A Heuristic Investigation to Evaluate the Feasibility of Developing a Desert Dust Prediction Model

Abstract

A boundary layer model, to investigate various aspects of desert circulation, has been devised. The planetary boundary layer is divided into a surface (constant flux) layer, a transition layer and an inversion layer. The basic equations (motion, continuity, first law of thermodynamics, dust concentration equation)are integrated with respect to height from the bottom of the transition layer up to the top of the boundary layer. It is assumed that this height coincides with that of the inversion, which is allowed to vary in space and time. Interface conditions are derived by integration of the equations across the inversion layer. These may be used to eliminate the momentum, moisture and dust concentration turbulent fluxes from the vertically integrated equations. The turbulent beat flux is eliminated from the first law by a closure assumption, relating the turbulent flux at the base of the inversion to that at the bottom of the transition layer. Modelling assumptions, specifying the variation with height of wind, temperature and dust concentration, are used in the vertically integrated equations. The resulting equations predict the horizontal wind components at a ?mean? level, and the temperature and dust concentration at the bottom of the transition layer. A simplified version of the model, in which advective terms are neglected, couples the dust concentration and inversion height equations.
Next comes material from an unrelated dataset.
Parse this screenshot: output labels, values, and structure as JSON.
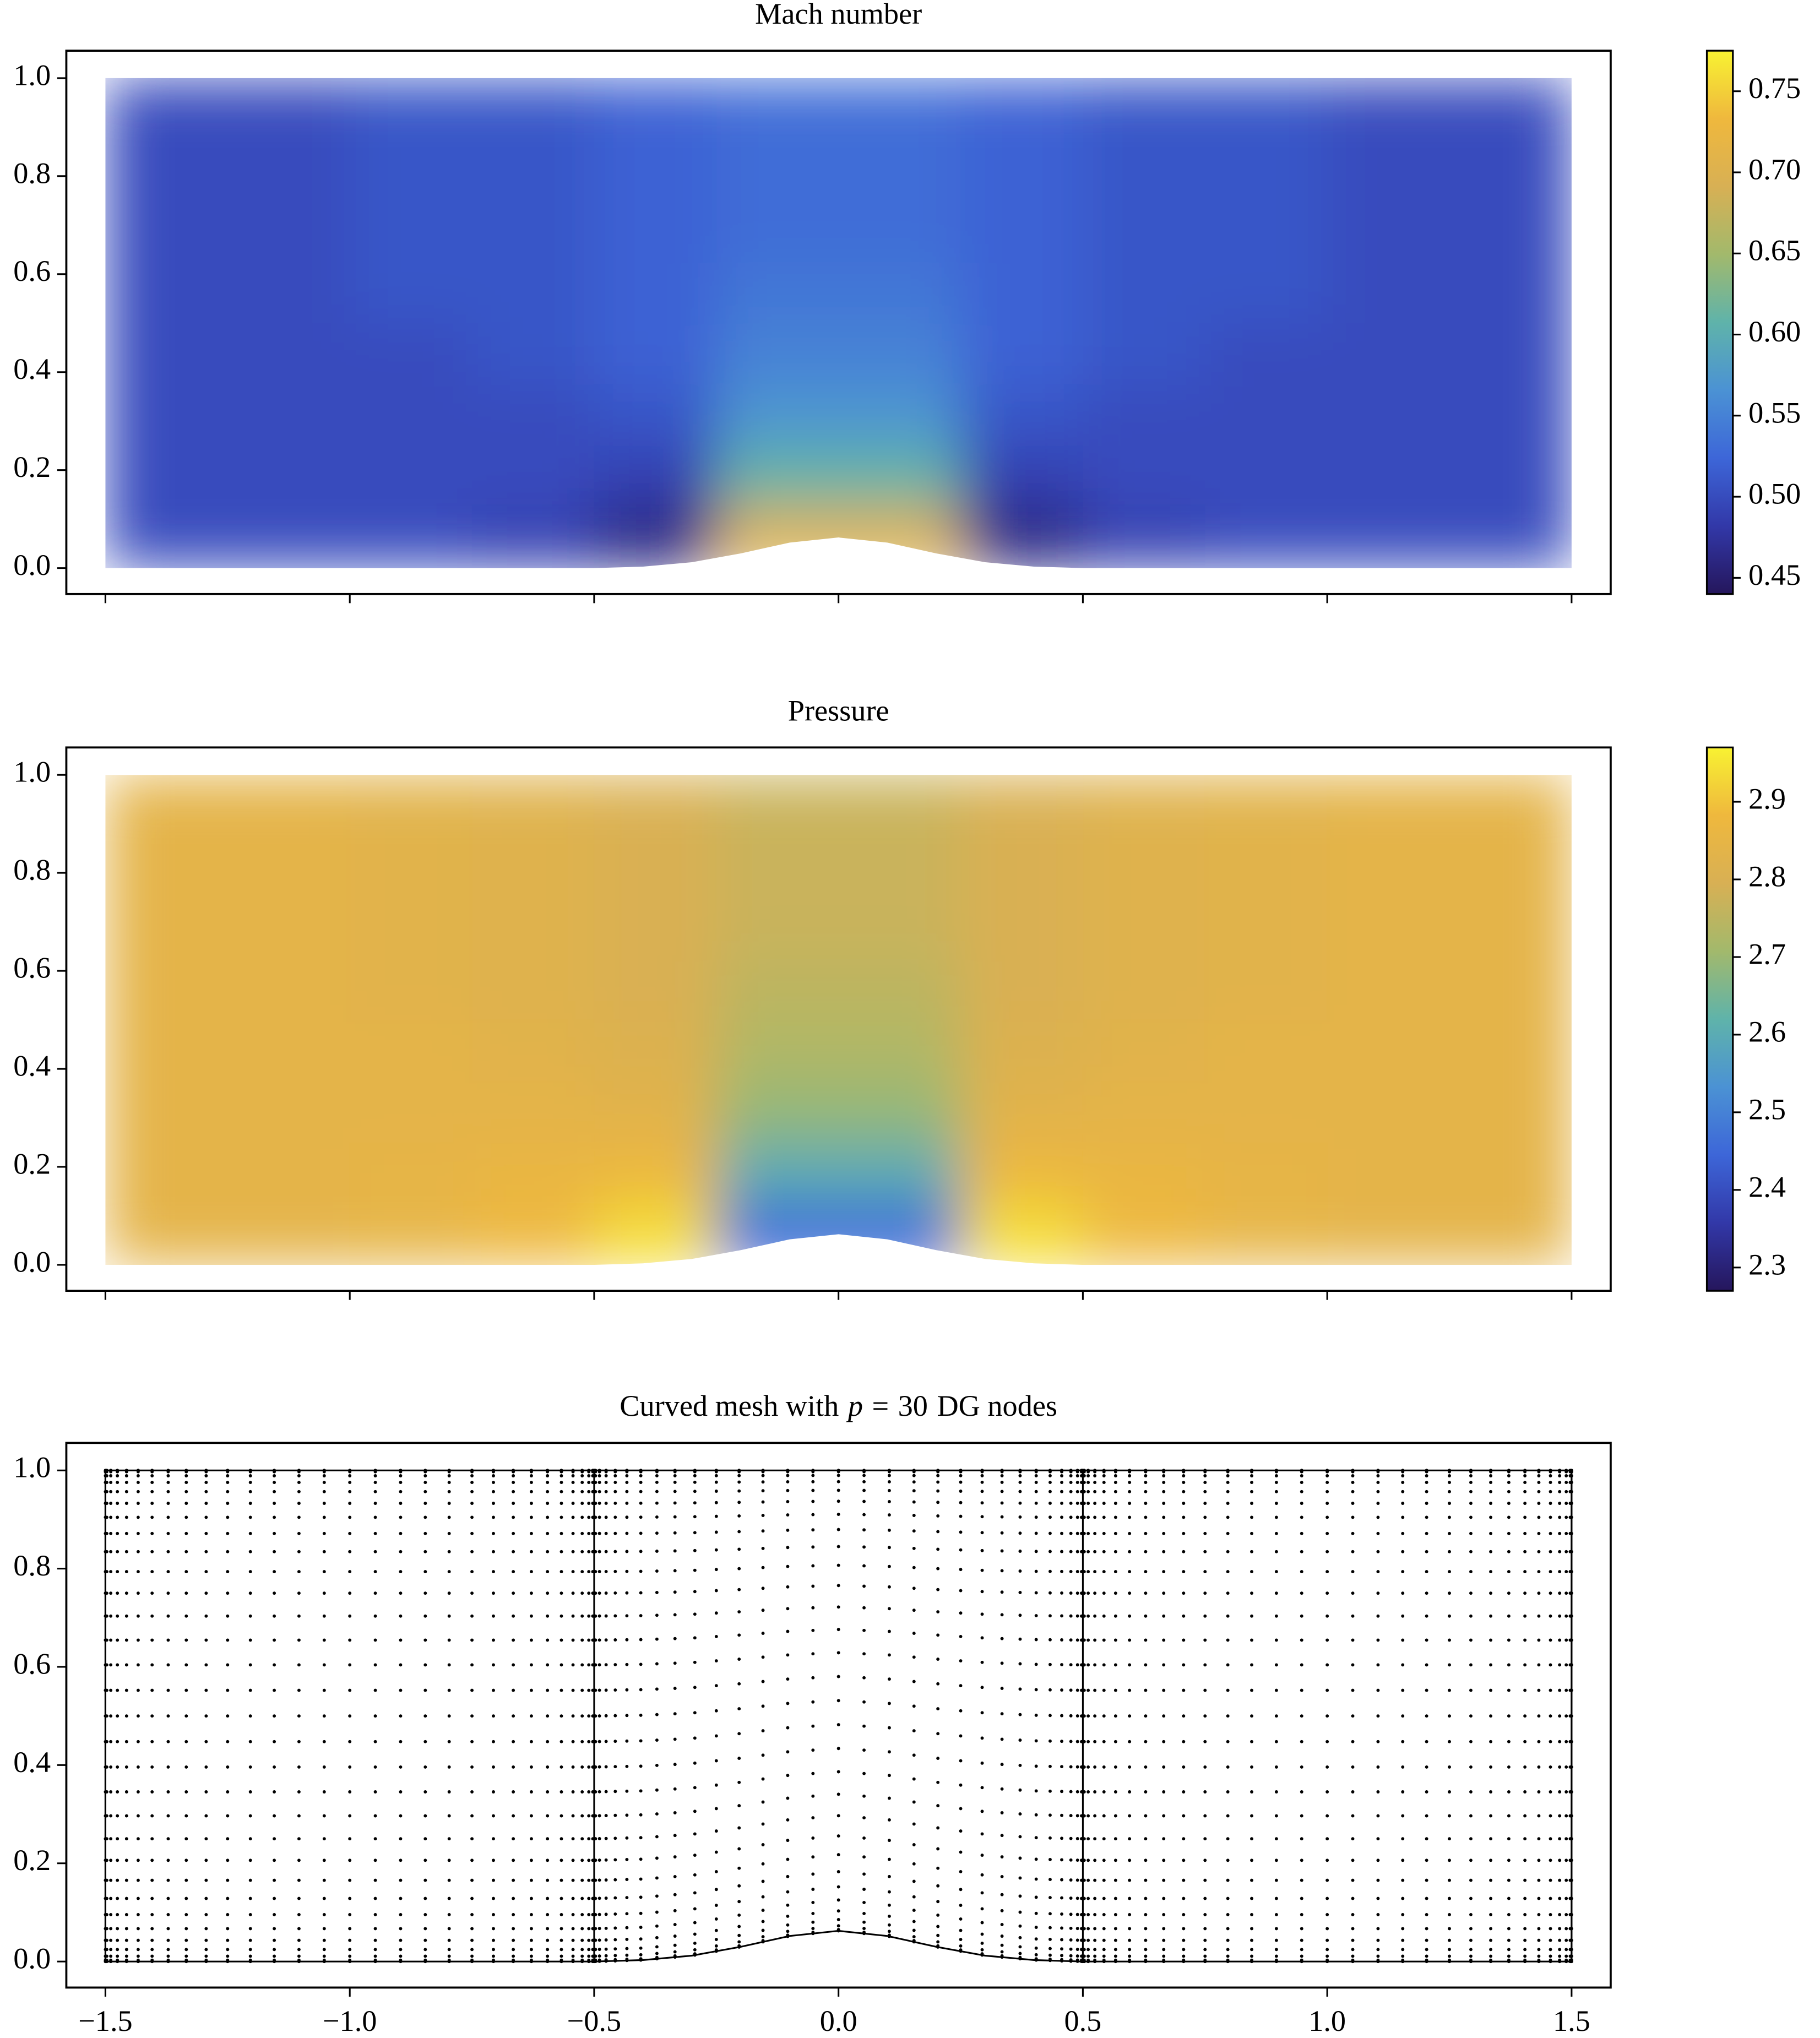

In the former, the time variation of the dust concentration depends upon the difference between sedimentation and turbulent diffusion of dust, and upon the time variation of the inversion height. The latter depends upon the turbulent transport of heat from the ground, upon the difference between the initial temperature and temperature at a later time, and upon the vertical velocity of the larger scale motions at interface height. A numerical integration of this system describes the evolution of the inversion height, its effect on the dust concentration evolution, as well as the evolution of the dust concentration itself.